The immediate consequence of the arrival of the PSD2 is clear: there will be more offer and more payment methods, the banks will no longer be the center of the transactions. Greater market opening is a great advantage for financial companies that want to offer new services, but especially for electronic businesses that will have cheaper payment options.

Improvement of UX (User Experience)

The regulation will make the usability of web pages more flexible. It will not be necessary to refer the user to the external platforms of the banks, this is a step forward in the user experience.

A better integration of payment platforms in online stores will result in improved conversion and increased business profitability. This point is key, it is shown that the more complex the payment system, the higher the abandonment rate of the website without making the purchase.

Who wins and who loses with PSD2?

The PSD2 regulation is a full-fledged revolution, as such it has winners and losers. The most affected by the new regulation are the traditional banks and savings banks that will see as part of their benefits are reduced by the introduction of new competitors on the scene.

Tourism sector will also go through its losses, having to find the best solution to meet the PSD2 without compromising the profitability of their businesses.

The last affected are online stores that have their own payment platforms because they must adapt to regulations due to the peculiarities of their personalized payment systems.

On the other side of the coin we have the users, the new financial companies that will introduce innovative payment systems and the rest of the online companies that will see their profits increased by the reduction of costs and by the increase of the conversion in their businesses .

How will online payments be from now on?

Easy and intuitive

The payment system will be integrated into the merchant's website, that is, you will not have to go to an external page of the bank to do it. Nor will you have the obligation to resort to physical cards as there will be more alternatives.


The simplicity and clarity of the new systems will also make them more agile and faster when completing purchases.


As we said at the beginning, the PSD2 is focused on making sure that the buyer is really who he says he is. The double identity verification system will reduce fraud options for charge retrocession.

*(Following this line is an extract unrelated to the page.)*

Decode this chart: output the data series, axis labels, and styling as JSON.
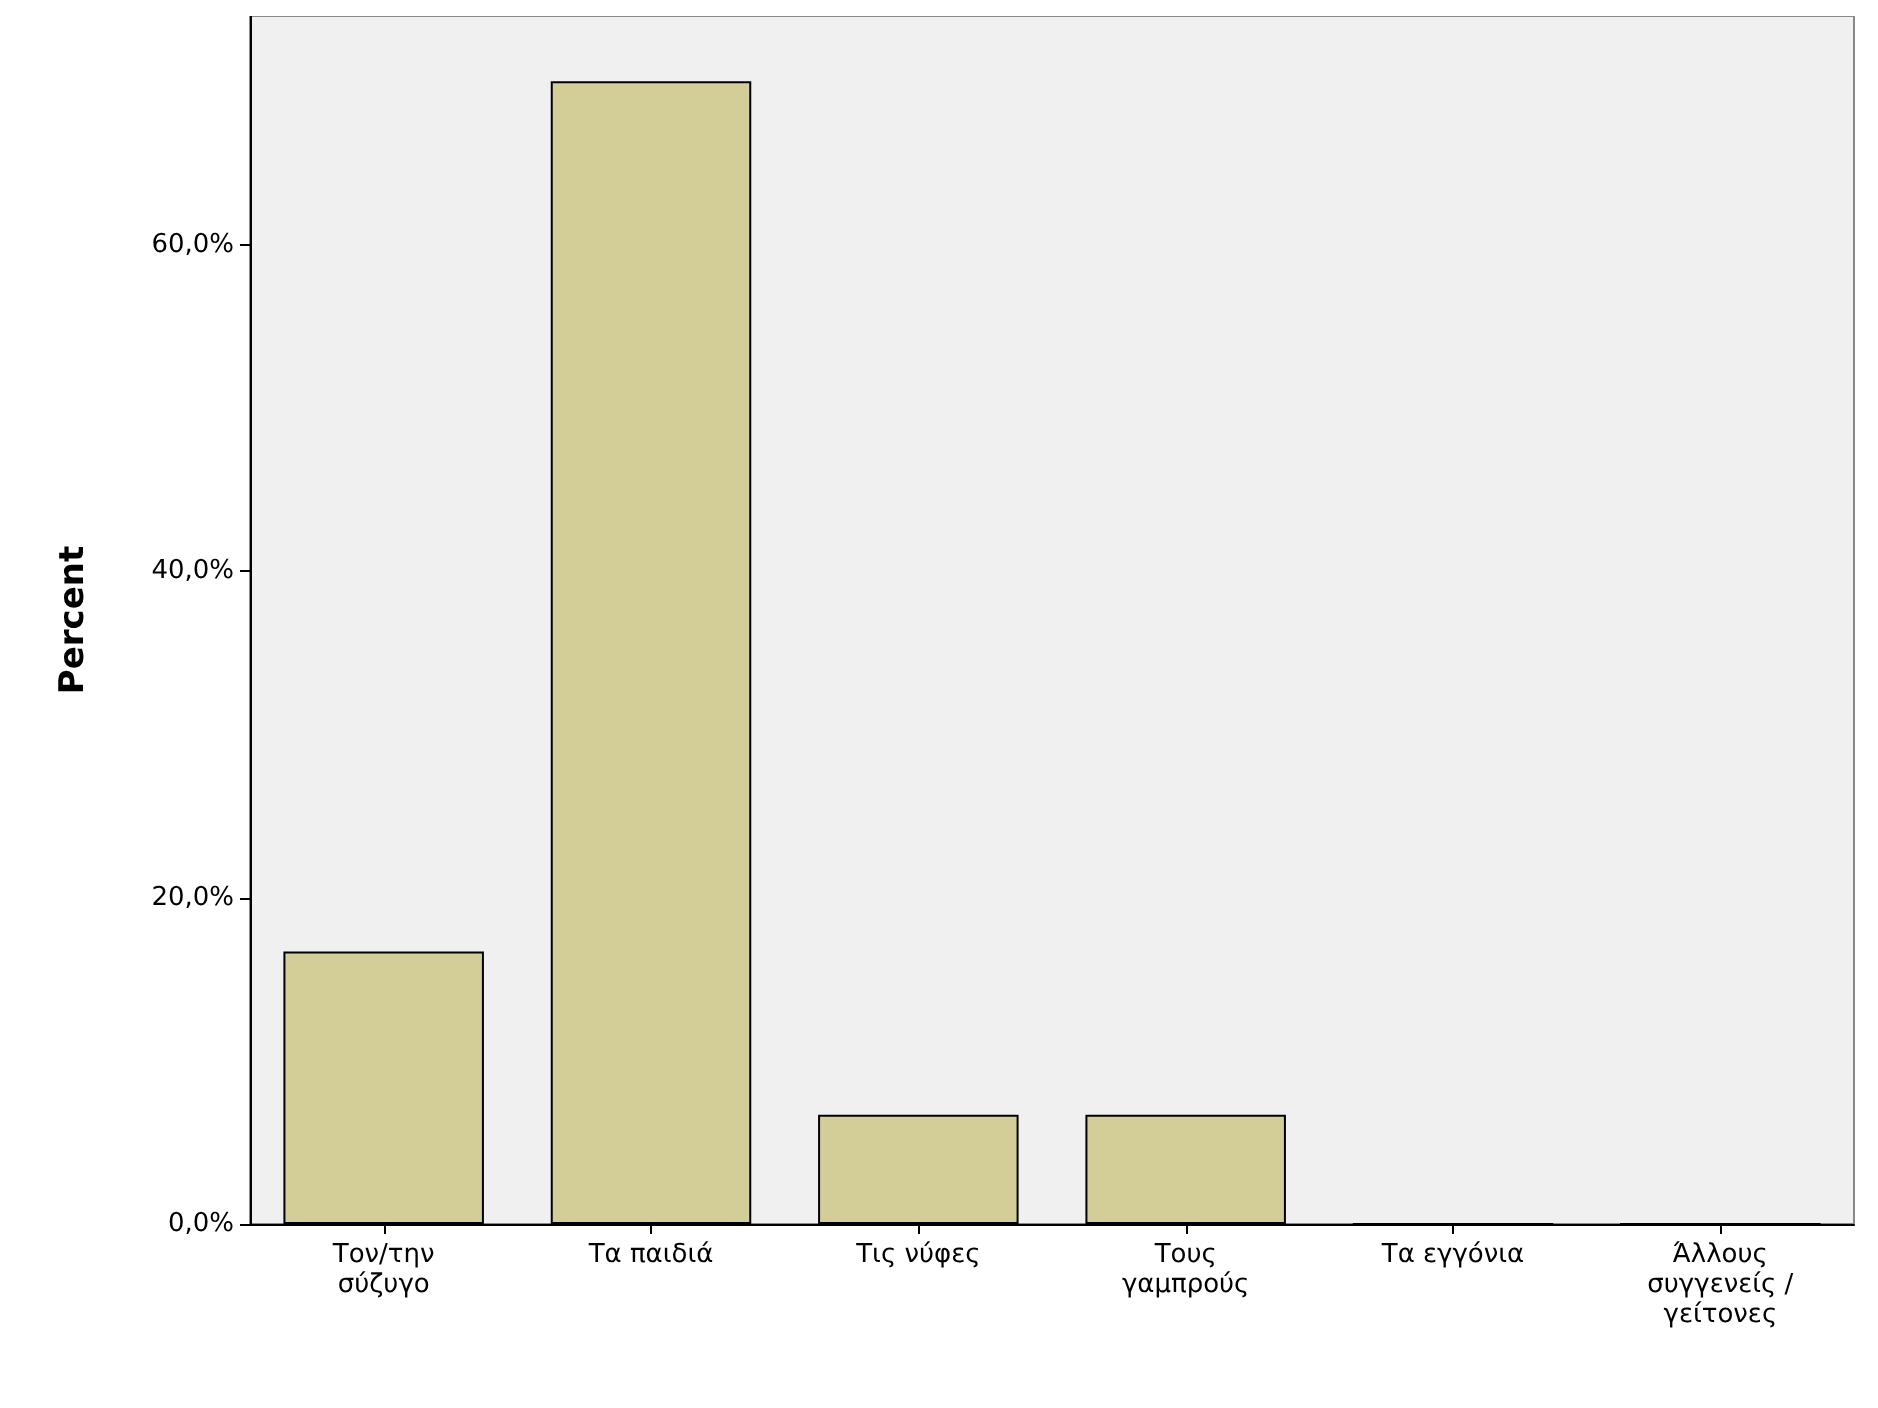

Goodbye to coordinate cards, see you later to debit and credit cards

Some banks, to confirm transfers and perform other basic operations, require the use of the coordinate card. The typical message: "enter the C14 coordinate". This process will be history in the near future. With the arrival of the PSD2 it will not be necessary to resort to that plastic card.

What will happen with credit and debit cards?

The new regulations give free way to the presence of new payment systems, as we have seen in the article, but does not cut the wings to conventional cards. They will continue to be a usual form of payment, although in the virtual world they are expected to have a more secondary role.